I'm running a simple test to monitor how long does it take to sort-insert into a list with the bisect library

import numpy as np
import bisect

def get_time(N):
    myl = []
    a = time.time()
    for i in np.arange(N):
        bisect.insort_left(myl, random.randint(0,1000000) )
    b = time.time()
    return (b-a)

So I call this with:

t_dict = {}
for N in [1000,5000,10000,50000,100000,200000,300000,400000,500000]:
    t_dict[N] = get_time(N)

and plot the results:

enter image description here

I would have guessed/hoped that insort would be at max O(nlog(n)). From the documentation, one reads:

"Keep in mind that the O(log n) search is dominated by the slow O(n) insertion step."

What am I missing here?

EDIT: I was missing something extremely obvious. Anyway, I would like to update the question with the same thing using SortedList from the package SortedContainers:

enter image description here

very fast stuff!


Solution

  • bisect is O(logN).

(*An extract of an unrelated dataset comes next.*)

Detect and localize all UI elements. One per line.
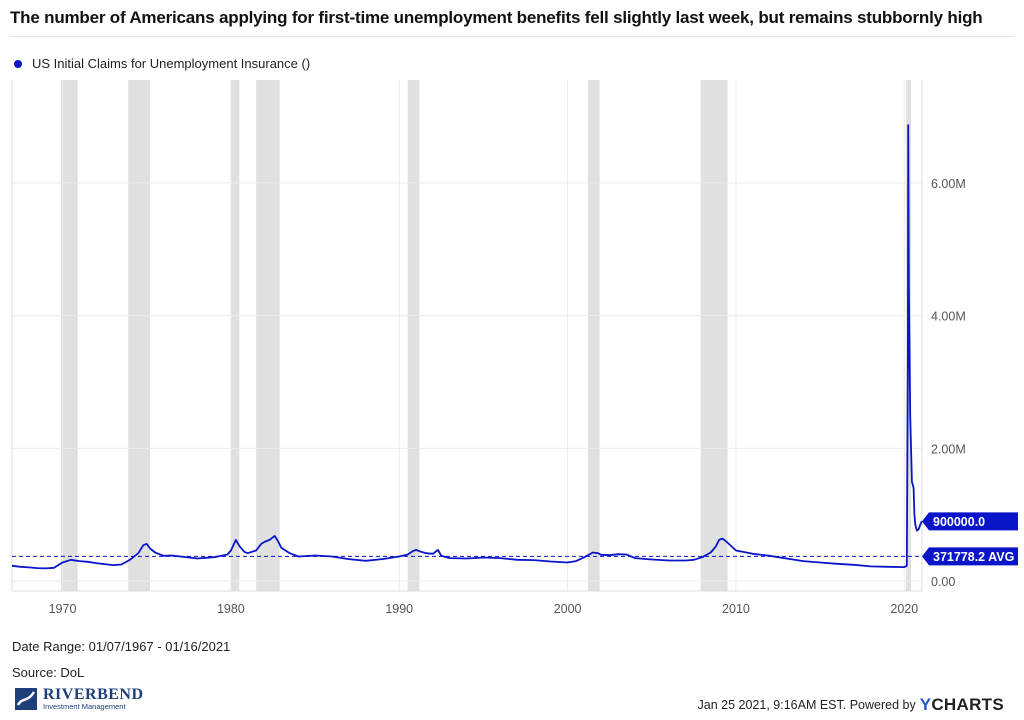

However, insertion into a list is O(N). You do that N times.

    From the bisect.insort_left() documentation:

    Keep in mind that the O(log n) search is dominated by the slow O(n) insertion step.

    So insertion is still O(N), the O(logN) search time is (asymptotically speaking) insignificant compared to that. So overall, your timed tests are taking N times O(N) == O(N^2) time.